Le responsable du Hamas Oussama Hamdan nous explique comment la pression des Etats-Unis rend difficile de gouverner. Mais son organisation, si elle arrive à rester dans les rails, s'est fixée pour but de changer le visage de l'islamisme, et ensuite, du Proche-Orient.

Il n'y a pratiquement personne pour croire que mettre les Palestiniens à la "diète" les rendra plus modérés ou aidera à la reprise d'un processus politique avec Israël. La diète — un terme forgé par le chef d'état-major d'Ariel Sharon, Dov Weisglas — se réfère à la politique des Etats-Unis et de l'UE consistant à essayer d'isoler le gouvernement du Hamas, à la fois politiquement et financièrement, afin qu'il ne puisse pas payer les salaires des fonctionnaires, ni faire fonctionner le gouvernement.

Cette pression est destinée à ne donner au nouveau gouvernement aucune autre option que celle d'accéder aux trois exigences des Etats-Unis et de l'UE : la reconnaissance d'Israël, la renonciation à toute violence et l'acceptation de tous les accords passés remontant aux Accords d'Oslo signés par feu Yasser Arafat, le dirigeant du mouvement rival du Hamas, le Fatah.

En privé, la plupart des responsables européens doutent que cette politique marche. Mais ils se sentent piégés à adopter une position dont ils ne peuvent s'échapper par manque de leadership ou d'énergie. D'autre part, la paralysie causée par les divisions européennes à propos de l'Irak hante toujours Bruxelles dans tous les domaines qui font courir le risque d'une cassure avec les Etats-Unis.

Toutefois, certains très hauts responsables américains font clairement comprendre que les Etats-Unis sont en fait moins intéressés par la transformation du Hamas vers la non-violence qu'ils le sont par l'échec et l'effondrement du gouvernement dirigé par ce même Hamas. Les diplomates américains ont dit à leurs homologues européens que "les Palestiniens doivent souffrir de leur choix" (avoir élu le Hamas).
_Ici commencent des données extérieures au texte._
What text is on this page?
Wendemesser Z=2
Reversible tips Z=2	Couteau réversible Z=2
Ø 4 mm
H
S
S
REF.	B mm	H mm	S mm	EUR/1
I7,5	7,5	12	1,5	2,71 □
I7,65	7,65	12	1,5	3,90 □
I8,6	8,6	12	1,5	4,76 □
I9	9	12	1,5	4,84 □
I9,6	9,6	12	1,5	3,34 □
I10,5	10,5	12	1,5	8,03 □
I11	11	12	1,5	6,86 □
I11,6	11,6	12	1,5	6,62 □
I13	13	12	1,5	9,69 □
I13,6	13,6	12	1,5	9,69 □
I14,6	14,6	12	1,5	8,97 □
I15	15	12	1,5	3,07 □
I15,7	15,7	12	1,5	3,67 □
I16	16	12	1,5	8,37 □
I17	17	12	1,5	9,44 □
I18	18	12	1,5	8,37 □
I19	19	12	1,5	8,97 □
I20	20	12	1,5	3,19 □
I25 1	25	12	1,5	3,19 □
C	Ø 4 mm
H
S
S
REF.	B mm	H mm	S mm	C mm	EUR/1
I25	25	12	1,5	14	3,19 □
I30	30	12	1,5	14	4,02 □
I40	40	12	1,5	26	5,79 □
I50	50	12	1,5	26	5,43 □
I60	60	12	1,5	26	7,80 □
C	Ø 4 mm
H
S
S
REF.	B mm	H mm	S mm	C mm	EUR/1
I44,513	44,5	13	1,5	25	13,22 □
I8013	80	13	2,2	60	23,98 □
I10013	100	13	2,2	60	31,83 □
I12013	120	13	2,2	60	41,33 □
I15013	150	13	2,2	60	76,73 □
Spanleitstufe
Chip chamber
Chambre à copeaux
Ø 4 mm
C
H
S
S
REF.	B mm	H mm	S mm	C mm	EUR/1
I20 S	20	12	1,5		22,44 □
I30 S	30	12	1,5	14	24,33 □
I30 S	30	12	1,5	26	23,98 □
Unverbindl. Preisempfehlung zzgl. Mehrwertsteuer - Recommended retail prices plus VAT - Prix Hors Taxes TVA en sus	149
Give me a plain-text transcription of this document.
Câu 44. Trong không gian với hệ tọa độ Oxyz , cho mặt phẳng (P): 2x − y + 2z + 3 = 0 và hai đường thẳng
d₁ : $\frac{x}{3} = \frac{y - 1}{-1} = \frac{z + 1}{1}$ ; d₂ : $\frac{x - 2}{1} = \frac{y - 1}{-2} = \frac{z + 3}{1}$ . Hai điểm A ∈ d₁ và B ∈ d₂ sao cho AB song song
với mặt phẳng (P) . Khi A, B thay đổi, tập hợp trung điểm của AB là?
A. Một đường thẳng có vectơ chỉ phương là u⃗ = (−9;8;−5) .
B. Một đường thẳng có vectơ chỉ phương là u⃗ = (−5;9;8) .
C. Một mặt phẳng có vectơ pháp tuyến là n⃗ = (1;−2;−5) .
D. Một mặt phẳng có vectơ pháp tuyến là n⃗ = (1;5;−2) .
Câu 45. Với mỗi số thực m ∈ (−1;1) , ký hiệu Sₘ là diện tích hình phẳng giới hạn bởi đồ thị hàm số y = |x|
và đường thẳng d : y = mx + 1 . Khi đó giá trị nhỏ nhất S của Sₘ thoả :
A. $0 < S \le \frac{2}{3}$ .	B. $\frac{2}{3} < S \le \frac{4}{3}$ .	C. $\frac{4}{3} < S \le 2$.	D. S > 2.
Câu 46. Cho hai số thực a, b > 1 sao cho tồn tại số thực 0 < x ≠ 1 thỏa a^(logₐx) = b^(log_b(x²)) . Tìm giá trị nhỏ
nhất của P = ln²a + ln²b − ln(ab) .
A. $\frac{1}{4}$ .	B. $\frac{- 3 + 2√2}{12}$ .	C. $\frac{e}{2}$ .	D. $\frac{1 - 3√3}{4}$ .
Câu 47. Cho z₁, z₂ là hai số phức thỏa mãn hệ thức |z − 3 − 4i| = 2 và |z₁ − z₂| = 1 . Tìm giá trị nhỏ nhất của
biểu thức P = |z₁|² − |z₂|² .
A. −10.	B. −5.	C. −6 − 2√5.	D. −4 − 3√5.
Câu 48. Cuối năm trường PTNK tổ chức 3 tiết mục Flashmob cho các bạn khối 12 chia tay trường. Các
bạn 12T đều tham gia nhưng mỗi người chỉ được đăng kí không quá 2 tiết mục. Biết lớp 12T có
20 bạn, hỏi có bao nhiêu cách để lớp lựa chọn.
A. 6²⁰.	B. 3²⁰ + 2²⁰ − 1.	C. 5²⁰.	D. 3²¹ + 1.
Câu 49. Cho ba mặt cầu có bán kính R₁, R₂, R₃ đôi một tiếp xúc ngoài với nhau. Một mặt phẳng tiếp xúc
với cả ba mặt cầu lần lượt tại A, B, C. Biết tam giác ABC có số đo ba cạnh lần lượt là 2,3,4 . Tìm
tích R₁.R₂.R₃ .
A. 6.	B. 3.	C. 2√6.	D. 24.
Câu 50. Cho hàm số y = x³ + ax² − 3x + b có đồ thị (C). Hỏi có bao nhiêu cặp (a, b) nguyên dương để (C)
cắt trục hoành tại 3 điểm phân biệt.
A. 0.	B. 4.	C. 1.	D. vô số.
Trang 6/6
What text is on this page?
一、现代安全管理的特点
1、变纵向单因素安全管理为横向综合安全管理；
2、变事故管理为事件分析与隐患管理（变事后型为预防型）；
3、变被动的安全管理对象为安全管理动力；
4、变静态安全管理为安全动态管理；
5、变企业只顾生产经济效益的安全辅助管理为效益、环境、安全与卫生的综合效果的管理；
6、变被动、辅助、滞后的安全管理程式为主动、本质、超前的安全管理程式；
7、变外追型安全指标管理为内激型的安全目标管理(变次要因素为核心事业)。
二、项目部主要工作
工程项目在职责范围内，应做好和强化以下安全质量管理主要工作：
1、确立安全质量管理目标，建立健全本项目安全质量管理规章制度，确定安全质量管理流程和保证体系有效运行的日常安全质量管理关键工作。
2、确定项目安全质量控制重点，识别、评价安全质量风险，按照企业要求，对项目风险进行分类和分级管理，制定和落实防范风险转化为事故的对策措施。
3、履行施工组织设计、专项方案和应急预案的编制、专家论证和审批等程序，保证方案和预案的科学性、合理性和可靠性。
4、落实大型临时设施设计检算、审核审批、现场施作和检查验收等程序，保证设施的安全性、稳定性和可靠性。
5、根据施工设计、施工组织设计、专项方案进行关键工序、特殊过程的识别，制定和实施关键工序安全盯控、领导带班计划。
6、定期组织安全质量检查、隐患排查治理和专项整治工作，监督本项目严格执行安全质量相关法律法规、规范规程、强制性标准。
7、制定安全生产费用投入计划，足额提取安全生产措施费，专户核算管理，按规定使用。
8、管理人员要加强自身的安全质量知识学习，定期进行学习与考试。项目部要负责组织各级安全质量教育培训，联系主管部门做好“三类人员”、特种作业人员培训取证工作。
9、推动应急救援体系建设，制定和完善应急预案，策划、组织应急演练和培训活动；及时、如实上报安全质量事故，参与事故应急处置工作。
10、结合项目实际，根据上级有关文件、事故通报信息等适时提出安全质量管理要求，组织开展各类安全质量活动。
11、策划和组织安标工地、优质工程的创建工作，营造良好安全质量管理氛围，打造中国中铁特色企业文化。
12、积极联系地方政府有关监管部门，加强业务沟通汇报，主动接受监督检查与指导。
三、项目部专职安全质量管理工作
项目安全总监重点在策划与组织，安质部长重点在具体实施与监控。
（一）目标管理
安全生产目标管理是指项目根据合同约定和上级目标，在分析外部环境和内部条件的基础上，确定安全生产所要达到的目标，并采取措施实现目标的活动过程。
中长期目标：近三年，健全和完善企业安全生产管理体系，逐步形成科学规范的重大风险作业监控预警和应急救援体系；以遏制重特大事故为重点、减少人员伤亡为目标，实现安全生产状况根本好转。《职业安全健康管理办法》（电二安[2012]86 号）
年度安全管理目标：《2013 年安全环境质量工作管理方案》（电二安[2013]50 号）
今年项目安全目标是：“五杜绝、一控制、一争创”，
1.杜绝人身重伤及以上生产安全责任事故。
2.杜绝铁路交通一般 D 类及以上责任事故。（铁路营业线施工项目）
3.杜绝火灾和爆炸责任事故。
Ils aimeraient voir le Fatah retourner au pouvoir, mais plutôt conduit par quelqu'un du genre de Salaam Fayad, un ancien ministre palestinien des finances et haut-fonctionnaire à la Banque Mondiale, occidentalisé.

Pour parvenir à cette fin, les Etats-Unis cherchent à construire une milice de 3.500 hommes autour de la présidence palestinienne de Mahmoud Abbas. Cela permettrait d'accroître le personnel de la présidence et de canaliser à travers la présidence un maximum de dépenses et de travail qui incombe au gouvernement. L'objectif des Etats-Unis est de créer un gouvernement fantôme centré autour du président et de son parti, le Fatah, qui serait le contrepoint à un gouvernement dirigé par le Hamas, financièrement asséché. Les responsables américains espèrent ainsi que ce dernier s'avèrera inefficace et qu'il se flétrira. Des hauts-fonctionnaires du cabinet de Dick Cheney parlent ouvertement avec ceux du Fatah qui leur rendent visite sur les avantages de monter un "coup d'Etat léger" qui restaurera le pouvoir au Fatah, plus malléable, sur le dos de la crise humanitaire.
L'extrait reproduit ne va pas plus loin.